Donnerstag, November 01, 2012

Hand und Fuss und weihnachtliche Bettelbriefe

Offensichtlich bin nicht nur ich schon voll auf Weihnachtskurs, auch die Bettelbriefwelle ist angerollt.

Jetzt verstehen Sie mich nicht falsch, ich weiss, dass es uns sehr gut geht, dass unsere Probleme Luxusprobleme sind, am meisten haben mich am Sterben der alten Waschmaschine der organisatorische Aufwand und die Wäscheberge gestört (und dass ich, wenn ich soviel Geld ausgebe, das lieber für was täte, wo ich richtig Spass dran habe), und dass wir von unserem Wohlstand sicher noch mehr abgeben könnten, als wir es tun.
Aber.

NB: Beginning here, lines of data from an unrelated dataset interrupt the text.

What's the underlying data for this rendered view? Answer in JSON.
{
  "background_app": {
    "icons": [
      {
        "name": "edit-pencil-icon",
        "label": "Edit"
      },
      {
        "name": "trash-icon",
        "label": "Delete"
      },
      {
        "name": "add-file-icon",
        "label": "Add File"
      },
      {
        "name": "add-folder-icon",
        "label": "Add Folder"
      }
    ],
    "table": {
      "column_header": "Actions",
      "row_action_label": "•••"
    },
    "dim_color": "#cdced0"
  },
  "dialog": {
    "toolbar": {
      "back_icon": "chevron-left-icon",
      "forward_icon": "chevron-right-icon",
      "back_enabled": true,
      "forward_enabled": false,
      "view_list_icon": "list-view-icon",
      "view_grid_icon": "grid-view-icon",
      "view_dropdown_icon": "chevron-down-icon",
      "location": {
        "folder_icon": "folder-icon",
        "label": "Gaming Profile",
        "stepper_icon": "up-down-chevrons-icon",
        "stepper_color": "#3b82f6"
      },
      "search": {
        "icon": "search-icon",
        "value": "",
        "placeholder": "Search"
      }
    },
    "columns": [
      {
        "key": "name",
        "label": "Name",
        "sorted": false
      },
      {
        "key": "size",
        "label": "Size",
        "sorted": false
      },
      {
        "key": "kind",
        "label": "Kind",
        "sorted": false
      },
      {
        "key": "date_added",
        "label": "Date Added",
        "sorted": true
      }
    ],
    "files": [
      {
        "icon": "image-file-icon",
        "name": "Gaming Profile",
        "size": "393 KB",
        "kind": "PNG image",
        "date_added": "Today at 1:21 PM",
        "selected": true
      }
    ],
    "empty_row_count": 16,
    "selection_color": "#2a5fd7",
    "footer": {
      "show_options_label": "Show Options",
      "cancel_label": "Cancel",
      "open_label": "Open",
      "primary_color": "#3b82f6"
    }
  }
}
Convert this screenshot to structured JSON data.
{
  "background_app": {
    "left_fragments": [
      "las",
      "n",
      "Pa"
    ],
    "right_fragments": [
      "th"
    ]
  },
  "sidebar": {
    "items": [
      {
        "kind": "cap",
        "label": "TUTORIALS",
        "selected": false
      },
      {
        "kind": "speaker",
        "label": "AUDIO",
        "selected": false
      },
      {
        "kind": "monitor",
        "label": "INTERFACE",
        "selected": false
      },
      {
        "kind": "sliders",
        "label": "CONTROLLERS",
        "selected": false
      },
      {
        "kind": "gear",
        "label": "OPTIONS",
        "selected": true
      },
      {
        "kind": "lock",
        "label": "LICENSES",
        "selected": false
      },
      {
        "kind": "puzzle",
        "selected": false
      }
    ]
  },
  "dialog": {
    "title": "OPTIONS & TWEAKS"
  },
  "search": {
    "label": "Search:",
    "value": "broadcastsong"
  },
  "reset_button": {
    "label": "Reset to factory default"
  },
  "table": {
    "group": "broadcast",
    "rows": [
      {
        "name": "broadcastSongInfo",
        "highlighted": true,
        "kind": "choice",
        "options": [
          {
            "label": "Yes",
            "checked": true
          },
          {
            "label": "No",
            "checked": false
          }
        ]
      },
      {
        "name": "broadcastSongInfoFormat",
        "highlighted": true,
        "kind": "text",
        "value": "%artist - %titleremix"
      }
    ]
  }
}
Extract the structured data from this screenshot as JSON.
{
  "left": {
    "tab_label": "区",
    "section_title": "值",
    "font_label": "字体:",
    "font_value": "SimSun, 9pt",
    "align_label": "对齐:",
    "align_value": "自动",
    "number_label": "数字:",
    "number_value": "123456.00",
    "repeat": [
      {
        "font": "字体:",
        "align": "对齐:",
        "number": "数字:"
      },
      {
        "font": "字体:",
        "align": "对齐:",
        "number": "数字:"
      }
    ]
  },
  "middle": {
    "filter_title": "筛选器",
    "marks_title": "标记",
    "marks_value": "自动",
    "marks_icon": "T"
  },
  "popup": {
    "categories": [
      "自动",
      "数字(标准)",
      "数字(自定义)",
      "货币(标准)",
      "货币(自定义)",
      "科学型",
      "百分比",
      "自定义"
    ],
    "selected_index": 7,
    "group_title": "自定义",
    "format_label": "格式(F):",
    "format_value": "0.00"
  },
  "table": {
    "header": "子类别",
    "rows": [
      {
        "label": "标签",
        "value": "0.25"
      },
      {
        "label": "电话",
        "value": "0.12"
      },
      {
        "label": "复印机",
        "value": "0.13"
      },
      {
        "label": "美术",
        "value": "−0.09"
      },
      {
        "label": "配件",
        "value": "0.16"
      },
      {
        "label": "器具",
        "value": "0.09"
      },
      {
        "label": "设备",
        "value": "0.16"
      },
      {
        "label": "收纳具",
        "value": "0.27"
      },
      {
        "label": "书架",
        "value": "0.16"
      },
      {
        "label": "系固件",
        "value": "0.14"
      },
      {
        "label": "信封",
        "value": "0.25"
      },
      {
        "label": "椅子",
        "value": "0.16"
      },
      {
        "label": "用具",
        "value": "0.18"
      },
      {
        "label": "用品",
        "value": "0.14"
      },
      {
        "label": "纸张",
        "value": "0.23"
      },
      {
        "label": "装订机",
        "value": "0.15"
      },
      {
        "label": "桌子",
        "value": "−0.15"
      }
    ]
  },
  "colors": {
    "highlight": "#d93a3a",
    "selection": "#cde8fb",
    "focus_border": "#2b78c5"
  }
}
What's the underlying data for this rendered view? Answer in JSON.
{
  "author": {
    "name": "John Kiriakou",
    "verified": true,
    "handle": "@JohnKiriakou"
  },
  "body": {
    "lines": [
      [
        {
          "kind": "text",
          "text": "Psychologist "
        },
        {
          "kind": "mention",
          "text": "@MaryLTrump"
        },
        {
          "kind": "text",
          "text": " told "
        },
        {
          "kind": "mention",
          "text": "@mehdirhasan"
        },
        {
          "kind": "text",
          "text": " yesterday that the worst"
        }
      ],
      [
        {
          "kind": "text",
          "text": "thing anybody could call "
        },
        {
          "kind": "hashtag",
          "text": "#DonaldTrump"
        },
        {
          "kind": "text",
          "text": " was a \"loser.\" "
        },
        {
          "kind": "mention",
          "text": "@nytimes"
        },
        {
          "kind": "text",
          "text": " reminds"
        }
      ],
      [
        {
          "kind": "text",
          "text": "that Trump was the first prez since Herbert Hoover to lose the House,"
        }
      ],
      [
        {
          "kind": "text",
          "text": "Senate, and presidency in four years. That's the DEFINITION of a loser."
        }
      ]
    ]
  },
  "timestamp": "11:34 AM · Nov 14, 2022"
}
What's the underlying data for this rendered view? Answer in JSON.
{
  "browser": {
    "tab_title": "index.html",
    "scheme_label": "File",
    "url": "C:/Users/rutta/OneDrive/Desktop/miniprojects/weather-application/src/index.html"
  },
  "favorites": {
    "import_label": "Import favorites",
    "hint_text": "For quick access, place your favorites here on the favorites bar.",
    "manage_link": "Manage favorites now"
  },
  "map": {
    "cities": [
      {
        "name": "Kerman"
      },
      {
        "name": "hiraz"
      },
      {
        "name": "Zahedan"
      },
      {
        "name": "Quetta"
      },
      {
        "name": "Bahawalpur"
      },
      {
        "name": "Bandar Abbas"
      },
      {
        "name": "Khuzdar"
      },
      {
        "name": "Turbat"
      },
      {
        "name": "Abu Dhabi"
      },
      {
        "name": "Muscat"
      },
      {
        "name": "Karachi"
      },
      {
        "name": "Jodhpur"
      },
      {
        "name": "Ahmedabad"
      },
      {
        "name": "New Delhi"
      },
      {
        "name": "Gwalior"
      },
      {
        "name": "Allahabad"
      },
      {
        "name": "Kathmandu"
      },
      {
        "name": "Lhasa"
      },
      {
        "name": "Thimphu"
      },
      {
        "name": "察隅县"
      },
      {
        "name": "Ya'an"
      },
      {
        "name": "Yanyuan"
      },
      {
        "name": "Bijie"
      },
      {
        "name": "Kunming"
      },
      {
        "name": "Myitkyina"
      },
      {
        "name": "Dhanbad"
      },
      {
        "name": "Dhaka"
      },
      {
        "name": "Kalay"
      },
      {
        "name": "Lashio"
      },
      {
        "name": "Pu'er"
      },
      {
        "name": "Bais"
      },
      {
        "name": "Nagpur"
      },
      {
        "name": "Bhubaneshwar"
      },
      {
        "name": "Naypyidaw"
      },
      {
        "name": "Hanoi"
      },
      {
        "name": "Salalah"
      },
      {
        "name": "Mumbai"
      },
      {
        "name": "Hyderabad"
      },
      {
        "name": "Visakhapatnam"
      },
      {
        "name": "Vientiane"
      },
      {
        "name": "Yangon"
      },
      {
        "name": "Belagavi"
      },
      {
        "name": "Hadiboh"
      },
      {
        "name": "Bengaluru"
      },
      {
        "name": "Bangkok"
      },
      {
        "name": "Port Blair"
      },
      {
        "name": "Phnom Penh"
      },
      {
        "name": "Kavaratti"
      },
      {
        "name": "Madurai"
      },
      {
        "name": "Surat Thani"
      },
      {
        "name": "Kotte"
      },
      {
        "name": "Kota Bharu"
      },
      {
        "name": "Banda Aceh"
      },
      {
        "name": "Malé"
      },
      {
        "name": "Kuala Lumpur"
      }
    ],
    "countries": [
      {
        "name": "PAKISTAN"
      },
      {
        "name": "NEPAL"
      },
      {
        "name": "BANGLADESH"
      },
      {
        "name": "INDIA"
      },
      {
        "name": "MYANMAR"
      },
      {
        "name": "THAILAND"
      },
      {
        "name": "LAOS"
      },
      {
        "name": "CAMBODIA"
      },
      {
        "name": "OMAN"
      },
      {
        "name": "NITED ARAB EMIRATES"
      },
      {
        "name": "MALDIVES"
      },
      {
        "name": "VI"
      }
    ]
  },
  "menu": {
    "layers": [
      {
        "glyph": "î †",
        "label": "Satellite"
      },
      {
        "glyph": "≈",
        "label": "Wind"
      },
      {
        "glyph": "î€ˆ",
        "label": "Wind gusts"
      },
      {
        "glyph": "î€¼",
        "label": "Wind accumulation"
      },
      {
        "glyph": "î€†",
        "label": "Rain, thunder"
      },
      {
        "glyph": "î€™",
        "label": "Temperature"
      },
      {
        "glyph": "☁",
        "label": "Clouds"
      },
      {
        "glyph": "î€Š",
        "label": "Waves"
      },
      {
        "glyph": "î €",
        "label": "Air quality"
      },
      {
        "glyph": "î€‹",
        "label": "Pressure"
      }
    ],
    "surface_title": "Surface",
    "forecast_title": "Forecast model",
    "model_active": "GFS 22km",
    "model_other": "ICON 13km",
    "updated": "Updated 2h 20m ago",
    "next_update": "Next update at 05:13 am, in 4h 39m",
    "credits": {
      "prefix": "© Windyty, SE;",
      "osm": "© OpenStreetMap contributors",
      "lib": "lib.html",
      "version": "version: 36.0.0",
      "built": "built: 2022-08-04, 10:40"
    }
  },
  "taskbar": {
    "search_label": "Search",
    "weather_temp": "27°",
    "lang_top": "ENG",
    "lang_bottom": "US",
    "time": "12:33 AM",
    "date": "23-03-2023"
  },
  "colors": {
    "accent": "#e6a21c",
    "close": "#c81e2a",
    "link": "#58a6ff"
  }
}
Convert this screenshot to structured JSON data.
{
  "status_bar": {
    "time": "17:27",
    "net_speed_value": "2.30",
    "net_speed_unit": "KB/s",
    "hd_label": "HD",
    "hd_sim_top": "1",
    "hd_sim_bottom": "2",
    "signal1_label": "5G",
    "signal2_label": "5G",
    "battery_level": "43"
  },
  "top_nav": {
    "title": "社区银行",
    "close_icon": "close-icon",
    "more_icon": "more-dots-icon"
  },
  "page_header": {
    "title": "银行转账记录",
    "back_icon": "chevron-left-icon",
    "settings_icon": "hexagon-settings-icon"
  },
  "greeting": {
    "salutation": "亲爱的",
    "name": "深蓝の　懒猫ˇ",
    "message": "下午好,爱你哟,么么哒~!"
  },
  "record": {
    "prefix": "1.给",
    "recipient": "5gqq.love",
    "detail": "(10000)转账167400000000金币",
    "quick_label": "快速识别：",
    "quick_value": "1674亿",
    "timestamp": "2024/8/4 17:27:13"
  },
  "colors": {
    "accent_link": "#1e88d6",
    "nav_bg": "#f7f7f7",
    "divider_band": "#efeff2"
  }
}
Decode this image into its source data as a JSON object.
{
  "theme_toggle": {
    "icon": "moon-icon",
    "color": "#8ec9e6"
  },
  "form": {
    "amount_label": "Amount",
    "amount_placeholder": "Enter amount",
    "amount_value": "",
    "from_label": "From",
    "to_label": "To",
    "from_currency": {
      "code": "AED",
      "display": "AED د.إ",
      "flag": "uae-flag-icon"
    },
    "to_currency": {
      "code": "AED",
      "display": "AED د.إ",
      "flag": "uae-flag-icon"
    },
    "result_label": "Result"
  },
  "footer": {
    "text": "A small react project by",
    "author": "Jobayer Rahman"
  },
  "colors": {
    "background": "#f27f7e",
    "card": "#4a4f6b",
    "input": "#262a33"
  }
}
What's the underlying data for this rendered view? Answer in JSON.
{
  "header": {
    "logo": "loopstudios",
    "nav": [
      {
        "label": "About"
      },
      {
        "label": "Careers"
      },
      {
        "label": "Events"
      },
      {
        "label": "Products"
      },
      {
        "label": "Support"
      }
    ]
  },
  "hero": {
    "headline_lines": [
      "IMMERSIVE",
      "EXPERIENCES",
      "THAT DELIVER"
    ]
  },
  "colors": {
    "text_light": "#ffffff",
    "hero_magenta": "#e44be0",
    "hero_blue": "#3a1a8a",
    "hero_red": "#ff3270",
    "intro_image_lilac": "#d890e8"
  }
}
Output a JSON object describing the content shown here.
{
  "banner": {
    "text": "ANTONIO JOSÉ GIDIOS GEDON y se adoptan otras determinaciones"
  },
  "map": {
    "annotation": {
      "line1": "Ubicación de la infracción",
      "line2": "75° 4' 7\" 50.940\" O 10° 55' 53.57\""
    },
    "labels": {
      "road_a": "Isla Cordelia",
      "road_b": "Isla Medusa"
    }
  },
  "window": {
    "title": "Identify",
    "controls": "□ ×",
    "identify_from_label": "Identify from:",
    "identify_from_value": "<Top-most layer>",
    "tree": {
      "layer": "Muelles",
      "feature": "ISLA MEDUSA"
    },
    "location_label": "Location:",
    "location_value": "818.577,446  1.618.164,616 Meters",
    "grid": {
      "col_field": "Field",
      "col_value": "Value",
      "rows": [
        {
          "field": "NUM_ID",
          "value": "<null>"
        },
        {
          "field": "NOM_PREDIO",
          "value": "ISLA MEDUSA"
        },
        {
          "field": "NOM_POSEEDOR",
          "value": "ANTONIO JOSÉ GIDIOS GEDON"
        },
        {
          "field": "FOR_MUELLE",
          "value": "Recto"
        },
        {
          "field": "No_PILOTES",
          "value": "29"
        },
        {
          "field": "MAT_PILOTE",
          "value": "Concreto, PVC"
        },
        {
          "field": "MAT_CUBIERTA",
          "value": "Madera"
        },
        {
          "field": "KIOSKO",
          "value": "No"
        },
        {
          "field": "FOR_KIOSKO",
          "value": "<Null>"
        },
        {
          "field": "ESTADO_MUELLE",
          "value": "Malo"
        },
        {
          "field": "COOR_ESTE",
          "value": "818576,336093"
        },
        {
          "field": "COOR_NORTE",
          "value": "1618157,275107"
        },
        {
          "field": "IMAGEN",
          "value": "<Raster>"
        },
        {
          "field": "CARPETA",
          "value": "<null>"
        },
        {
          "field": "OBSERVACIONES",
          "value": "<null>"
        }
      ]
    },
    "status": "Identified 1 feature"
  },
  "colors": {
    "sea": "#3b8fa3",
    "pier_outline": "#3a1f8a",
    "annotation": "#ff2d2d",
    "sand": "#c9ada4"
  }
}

Genauso, wie ich aus Prinzip mit Leuten, die mir an Telefon oder Haustür was verkaufen wollen, keine Geschäfte mache (und das den Krankenkassentürspionfischölzeitschriftenwasserenthärtungsanlagentiefkühlessenverkäufern auch offen kommuniziere, bevor ich einfach auflege oder die Tür wieder zumache), weil ich das als Eindringen in meine Privatsphäre sehe, genauso eine Abneigung habe ich gegen Bettelbriefe um Spenden für irgendeinen guten Zweck. Wir versuchen, bei Katastrophen etc. spontan zu spenden, meist für das rote Kreuz vor Ort oder an SOS-Kinderdörfer in der betroffenen Region, ausserdem haben beide Jungs ein SOS-Patenkind bzw. –dorf, das wir monatlich unterstützen, wir freuen uns über die Infobriefe über diese Projekte und in dem Fall habe ich auch nichts gegen weitergehende Spendenanfragen für aktuelle Projekte oder im allgemeinen. Für diese Organisation haben wir uns selber entschieden, dazu hat uns niemand gedrängt.

Ich verstehe das Dilemma von Hilfsorganisationen und Vereinen durchaus: wenn einen keiner kennt, spendet keiner, klar. Aber für mich ist die Grenze dann übeschritten, wenn ich das Gefühl habe, in ein schlechtes Gewissen hinein manipuliert zu werden und mit für mich unlauter erscheinenden Methoden fast schon erpresst werde. Grenzwertig finde ich zB die (ich glaube) unicef-Weihnachtskarten, die einem ungefragt zugeschickt werden mit einem Infobrief und einer Spendeanfrage. Ich fühl mich dann immer ganz mies, wenn ich nicht spende und die Karten trotzdem verwende.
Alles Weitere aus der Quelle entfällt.